実録
実録(じつろく)は、中国の史官が、皇帝一代の事績を記録した書物を指す用語である。
概要
その起こりは南北朝時代以前であるとされ、梁の武帝の事績を記した『梁皇帝実録』などの記録が見える。しかし、その編纂の制度が整備されたのは、唐代になってからであり、皇帝が崩御した後に、起居注を中心とした文書や記録を集めて編纂することとなった。さらに、実録を元にして各王朝の史書、つまり正史が作られることとなる。

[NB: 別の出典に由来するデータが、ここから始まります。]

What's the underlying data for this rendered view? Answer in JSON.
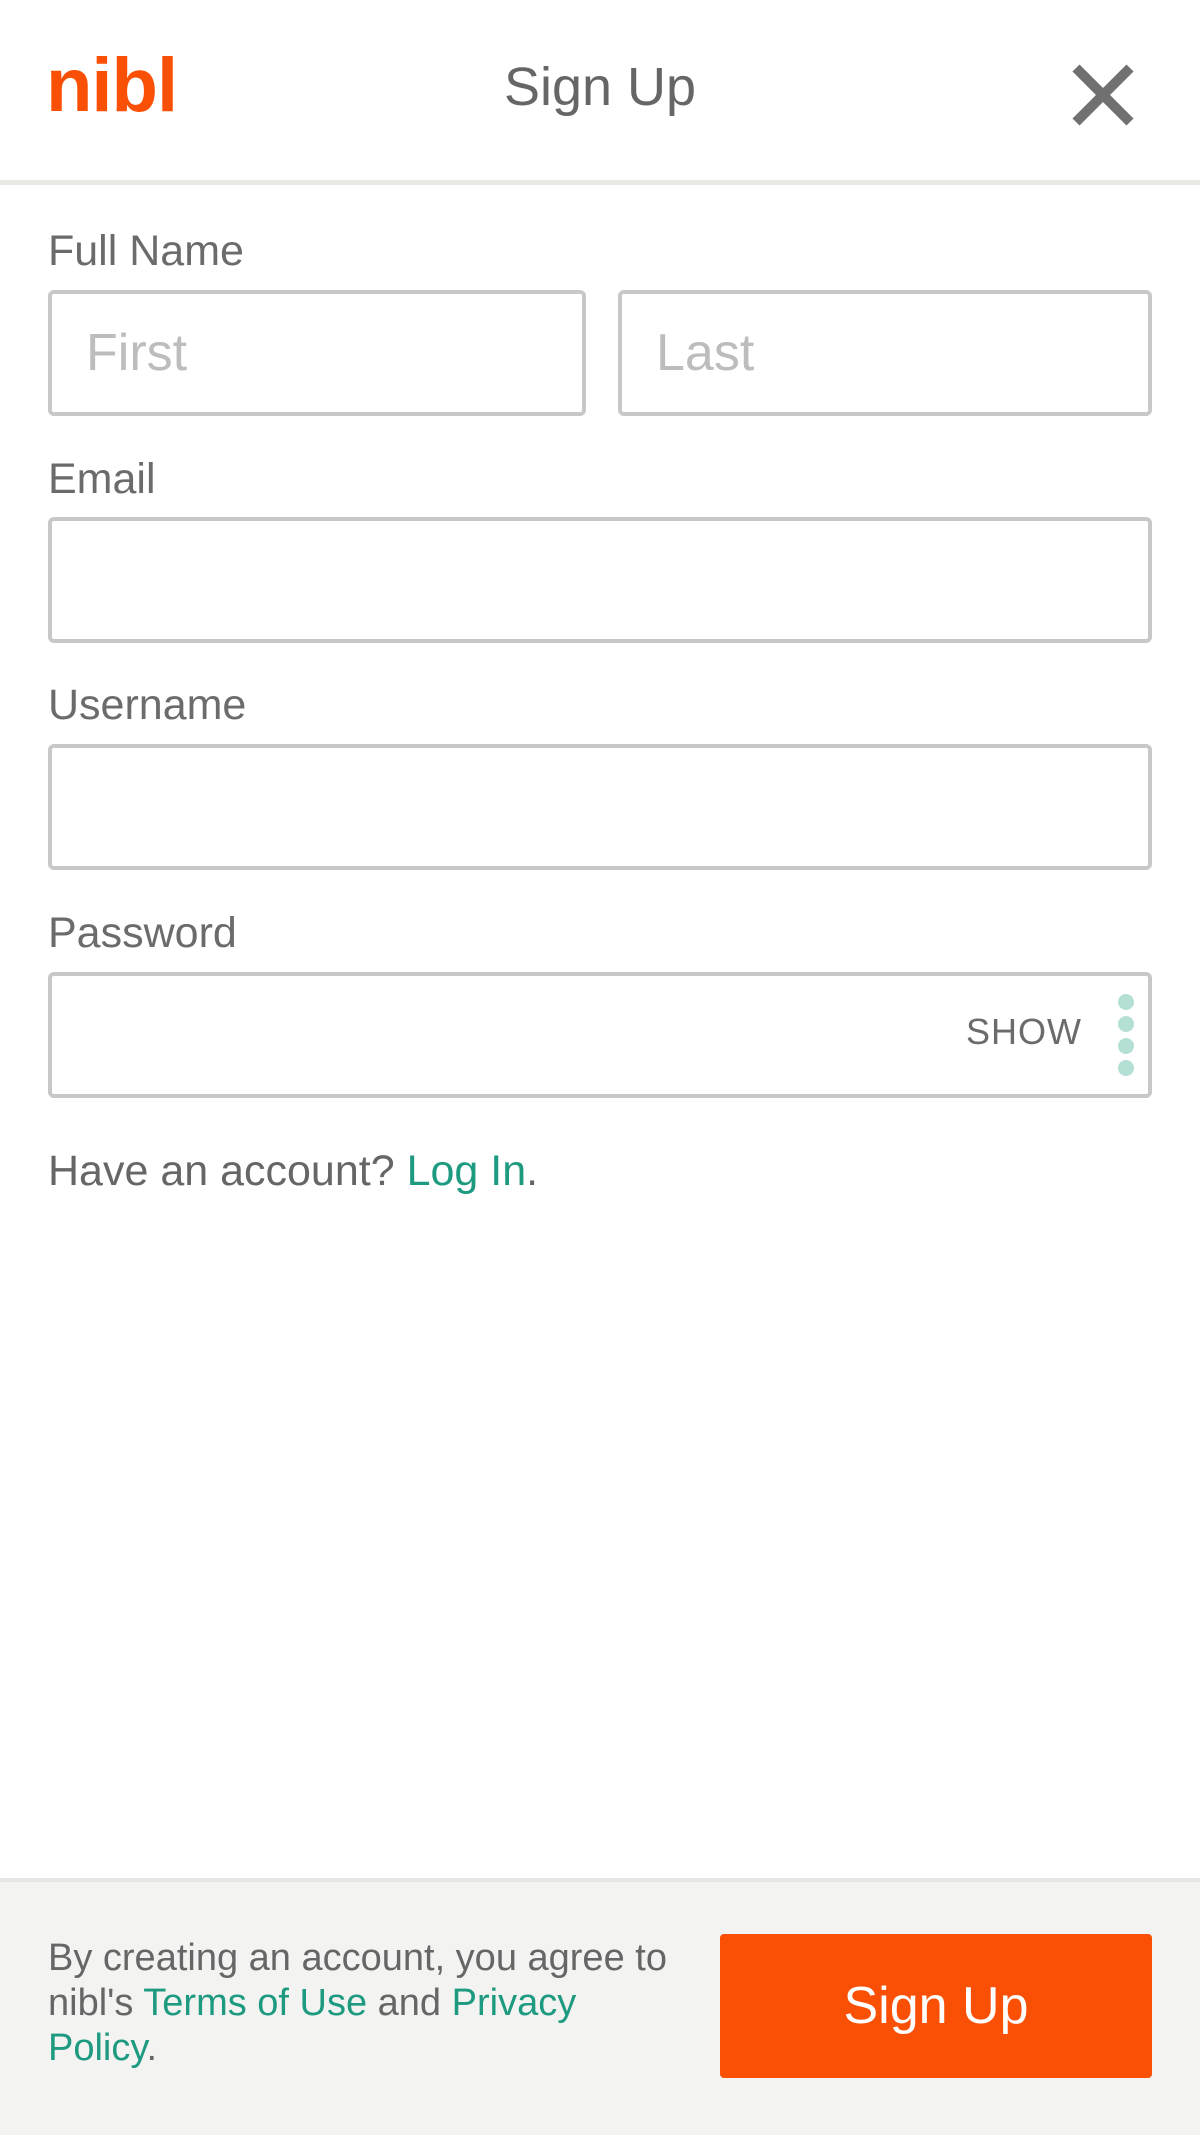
{
  "header": {
    "logo_text": "nibl",
    "title": "Sign Up",
    "close_icon": "close-icon"
  },
  "form": {
    "full_name_label": "Full Name",
    "first_placeholder": "First",
    "last_placeholder": "Last",
    "email_label": "Email",
    "email_value": "",
    "username_label": "Username",
    "username_value": "",
    "password_label": "Password",
    "password_value": "",
    "show_label": "SHOW",
    "password_icon": "more-dots-icon"
  },
  "account": {
    "prompt": "Have an account? ",
    "login_link": "Log In",
    "suffix": "."
  },
  "footer": {
    "legal_prefix": "By creating an account, you agree to nibl's ",
    "terms_link": "Terms of Use",
    "and_text": " and ",
    "privacy_link": "Privacy Policy",
    "legal_suffix": ".",
    "signup_button": "Sign Up"
  },
  "colors": {
    "brand": "#fa5005",
    "link": "#1d9a80",
    "field_border": "#c8c8c8",
    "footer_bg": "#f3f3f1"
  }
}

現存する実録としては、唐の『順宗実録』(編纂者韓愈の『韓昌黎集』外集に収録)と北宋の『太宗実録』(元80巻、現存20巻)が見られるほか、『明実録』(13部、3045巻)と『清実録』(12部、4403巻)を見ることが出来る。明・清の実録は、ともに影印出版されているため、便利である(『大明実録』、1942年・『大清歴朝実録』、1937年)。
朝鮮の実録
李氏朝鮮の史臣及び同政府を継承した朝鮮総督府によって編纂された『李朝実録』がある。
日本の実録
日本で編纂された正史で実録の名称が付されているものとしては、六国史の『日本文徳天皇実録』や『日本三代実録』がある。ただし、仁明天皇1代のみを扱った『続日本後紀』の方が体裁としては実録に近く、一方『三代実録』では清和天皇以後3代の天皇が扱われるなど、当時日本において「実録」がどのように理解されていたかについては不明な部分もある。

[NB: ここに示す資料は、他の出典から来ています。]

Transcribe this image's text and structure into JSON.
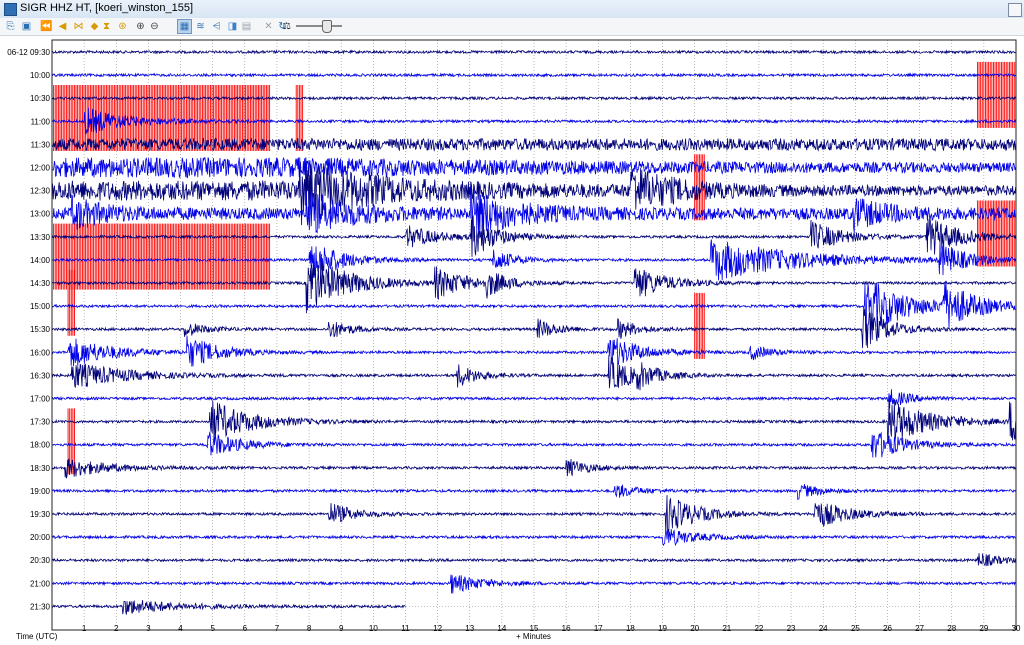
{
  "window": {
    "title": "SIGR HHZ HT, [koeri_winston_155]"
  },
  "toolbar": {
    "tools": [
      {
        "name": "copy-tool",
        "glyph": "⎘",
        "color": "#2a6fb0"
      },
      {
        "name": "export-tool",
        "glyph": "▣",
        "color": "#2a6fb0"
      },
      {
        "name": "jump-back-icon",
        "glyph": "⏪",
        "color": "#d89a00"
      },
      {
        "name": "step-back-icon",
        "glyph": "◀",
        "color": "#d89a00"
      },
      {
        "name": "compress-time-icon",
        "glyph": "⋈",
        "color": "#d89a00"
      },
      {
        "name": "expand-time-icon",
        "glyph": "◆",
        "color": "#d89a00"
      },
      {
        "name": "hourglass-icon",
        "glyph": "⧗",
        "color": "#d89a00"
      },
      {
        "name": "history-icon",
        "glyph": "⊛",
        "color": "#d89a00"
      },
      {
        "name": "zoom-in-icon",
        "glyph": "⊕",
        "color": "#444444"
      },
      {
        "name": "zoom-out-icon",
        "glyph": "⊖",
        "color": "#444444"
      },
      {
        "name": "grid-view-icon",
        "glyph": "▦",
        "color": "#2a6fb0"
      },
      {
        "name": "wave-view-icon",
        "glyph": "≋",
        "color": "#2a6fb0"
      },
      {
        "name": "spectra-icon",
        "glyph": "⩤",
        "color": "#2a6fb0"
      },
      {
        "name": "spectrogram-icon",
        "glyph": "◨",
        "color": "#3a7fd0"
      },
      {
        "name": "clipboard-icon",
        "glyph": "▤",
        "color": "#9aa4ae"
      },
      {
        "name": "close-icon",
        "glyph": "✕",
        "color": "#9aa4ae"
      },
      {
        "name": "scale-icon",
        "glyph": "⚖",
        "color": "#333333"
      },
      {
        "name": "refresh-icon",
        "glyph": "↻",
        "color": "#2a6fb0"
      }
    ]
  },
  "helicorder": {
    "date_prefix": "06-12",
    "row_labels": [
      "06-12 09:30",
      "10:00",
      "10:30",
      "11:00",
      "11:30",
      "12:00",
      "12:30",
      "13:00",
      "13:30",
      "14:00",
      "14:30",
      "15:00",
      "15:30",
      "16:00",
      "16:30",
      "17:00",
      "17:30",
      "18:00",
      "18:30",
      "19:00",
      "19:30",
      "20:00",
      "20:30",
      "21:00",
      "21:30"
    ],
    "x_ticks": [
      "1",
      "2",
      "3",
      "4",
      "5",
      "6",
      "7",
      "8",
      "9",
      "10",
      "11",
      "12",
      "13",
      "14",
      "15",
      "16",
      "17",
      "18",
      "19",
      "20",
      "21",
      "22",
      "23",
      "24",
      "25",
      "26",
      "27",
      "28",
      "29",
      "30"
    ],
    "x_range_minutes": [
      0,
      30
    ],
    "y_axis_label": "Time (UTC)",
    "x_axis_label": "+ Minutes",
    "trace_colors": [
      "#00007a",
      "#0000e8"
    ],
    "clip_color": "#ff0000",
    "grid_color": "#8a8a8a",
    "end_of_data_minute": 11,
    "clip_segments": [
      {
        "row": 3,
        "start_min": 0,
        "end_min": 6.8
      },
      {
        "row": 9,
        "start_min": 0,
        "end_min": 6.8
      },
      {
        "row": 3,
        "start_min": 7.6,
        "end_min": 7.8
      },
      {
        "row": 6,
        "start_min": 20.0,
        "end_min": 20.3
      },
      {
        "row": 12,
        "start_min": 20.0,
        "end_min": 20.3
      },
      {
        "row": 2,
        "start_min": 28.8,
        "end_min": 30
      },
      {
        "row": 8,
        "start_min": 28.8,
        "end_min": 30
      },
      {
        "row": 11,
        "start_min": 0.5,
        "end_min": 0.7
      },
      {
        "row": 17,
        "start_min": 0.5,
        "end_min": 0.7
      }
    ],
    "events": [
      {
        "row": 3,
        "min": 1.0,
        "amp": 14,
        "dur": 2.0
      },
      {
        "row": 6,
        "min": 7.7,
        "amp": 26,
        "dur": 3.0
      },
      {
        "row": 6,
        "min": 18.0,
        "amp": 22,
        "dur": 2.0
      },
      {
        "row": 7,
        "min": 0.6,
        "amp": 14,
        "dur": 1.5
      },
      {
        "row": 7,
        "min": 7.9,
        "amp": 20,
        "dur": 2.0
      },
      {
        "row": 7,
        "min": 13.0,
        "amp": 24,
        "dur": 2.0
      },
      {
        "row": 7,
        "min": 24.9,
        "amp": 14,
        "dur": 1.5
      },
      {
        "row": 8,
        "min": 11.0,
        "amp": 12,
        "dur": 1.5
      },
      {
        "row": 8,
        "min": 13.0,
        "amp": 22,
        "dur": 1.2
      },
      {
        "row": 8,
        "min": 23.6,
        "amp": 16,
        "dur": 1.5
      },
      {
        "row": 8,
        "min": 27.2,
        "amp": 22,
        "dur": 1.5
      },
      {
        "row": 9,
        "min": 8.0,
        "amp": 22,
        "dur": 1.5
      },
      {
        "row": 9,
        "min": 13.7,
        "amp": 12,
        "dur": 1.0
      },
      {
        "row": 9,
        "min": 20.5,
        "amp": 22,
        "dur": 4.0
      },
      {
        "row": 9,
        "min": 27.6,
        "amp": 18,
        "dur": 1.2
      },
      {
        "row": 10,
        "min": 7.9,
        "amp": 30,
        "dur": 2.0
      },
      {
        "row": 10,
        "min": 11.9,
        "amp": 16,
        "dur": 1.5
      },
      {
        "row": 10,
        "min": 13.5,
        "amp": 12,
        "dur": 1.0
      },
      {
        "row": 10,
        "min": 18.1,
        "amp": 18,
        "dur": 1.5
      },
      {
        "row": 11,
        "min": 25.3,
        "amp": 30,
        "dur": 2.0
      },
      {
        "row": 11,
        "min": 27.7,
        "amp": 24,
        "dur": 1.5
      },
      {
        "row": 12,
        "min": 4.1,
        "amp": 8,
        "dur": 1.0
      },
      {
        "row": 12,
        "min": 8.6,
        "amp": 10,
        "dur": 1.0
      },
      {
        "row": 12,
        "min": 15.1,
        "amp": 10,
        "dur": 1.0
      },
      {
        "row": 12,
        "min": 17.6,
        "amp": 10,
        "dur": 1.0
      },
      {
        "row": 12,
        "min": 25.2,
        "amp": 24,
        "dur": 1.2
      },
      {
        "row": 13,
        "min": 0.5,
        "amp": 16,
        "dur": 2.0
      },
      {
        "row": 13,
        "min": 4.2,
        "amp": 16,
        "dur": 1.5
      },
      {
        "row": 13,
        "min": 17.3,
        "amp": 18,
        "dur": 1.5
      },
      {
        "row": 13,
        "min": 21.7,
        "amp": 8,
        "dur": 1.0
      },
      {
        "row": 14,
        "min": 0.6,
        "amp": 14,
        "dur": 2.5
      },
      {
        "row": 14,
        "min": 12.6,
        "amp": 12,
        "dur": 1.0
      },
      {
        "row": 14,
        "min": 17.3,
        "amp": 20,
        "dur": 1.2
      },
      {
        "row": 14,
        "min": 18.2,
        "amp": 10,
        "dur": 1.0
      },
      {
        "row": 15,
        "min": 26.0,
        "amp": 10,
        "dur": 1.0
      },
      {
        "row": 16,
        "min": 4.9,
        "amp": 22,
        "dur": 2.0
      },
      {
        "row": 16,
        "min": 26.0,
        "amp": 24,
        "dur": 2.0
      },
      {
        "row": 16,
        "min": 29.8,
        "amp": 22,
        "dur": 1.0
      },
      {
        "row": 17,
        "min": 4.8,
        "amp": 14,
        "dur": 1.5
      },
      {
        "row": 17,
        "min": 25.5,
        "amp": 16,
        "dur": 1.5
      },
      {
        "row": 18,
        "min": 0.4,
        "amp": 10,
        "dur": 2.0
      },
      {
        "row": 18,
        "min": 16.0,
        "amp": 10,
        "dur": 1.0
      },
      {
        "row": 19,
        "min": 17.5,
        "amp": 8,
        "dur": 1.0
      },
      {
        "row": 19,
        "min": 23.2,
        "amp": 8,
        "dur": 1.0
      },
      {
        "row": 20,
        "min": 8.6,
        "amp": 12,
        "dur": 1.2
      },
      {
        "row": 20,
        "min": 19.1,
        "amp": 20,
        "dur": 1.5
      },
      {
        "row": 20,
        "min": 23.7,
        "amp": 16,
        "dur": 1.5
      },
      {
        "row": 21,
        "min": 19.0,
        "amp": 10,
        "dur": 1.5
      },
      {
        "row": 22,
        "min": 28.8,
        "amp": 8,
        "dur": 1.0
      },
      {
        "row": 23,
        "min": 12.4,
        "amp": 10,
        "dur": 1.5
      },
      {
        "row": 24,
        "min": 2.2,
        "amp": 8,
        "dur": 2.5
      }
    ]
  }
}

なお、明治以後、孝明天皇以後の代々の天皇の実録が宮内省で作られており、この事業は現在の宮内庁にも継承されている。これまで『孝明天皇紀』・『明治天皇紀』が完成している。ところが、『大正天皇紀』に関しては、その存在自体は推測されていたものの、長年宮内庁においては情報公開の対象外とされていた(『大正天皇実録』(全85巻)は当時の宮内省において1927年(昭和2年)から1937年(昭和12年)にかけて編纂されていた)。このため、「大正天皇の健康問題が関わっているのでは?」などの様々な説が言われていた。ところが、2001年(平成13年)になって情報公開・個人情報保護審査会が非公開を不当とする判断を下し、宮内庁も編纂の事実を認めた。このため、翌2002年(平成14年)、2003年(平成15年)及び2008年(平成20年)[1][2]に第48巻以降が、また第1巻から47巻までが2011年(平成23年)に一部黒塗りとして公開された[3]。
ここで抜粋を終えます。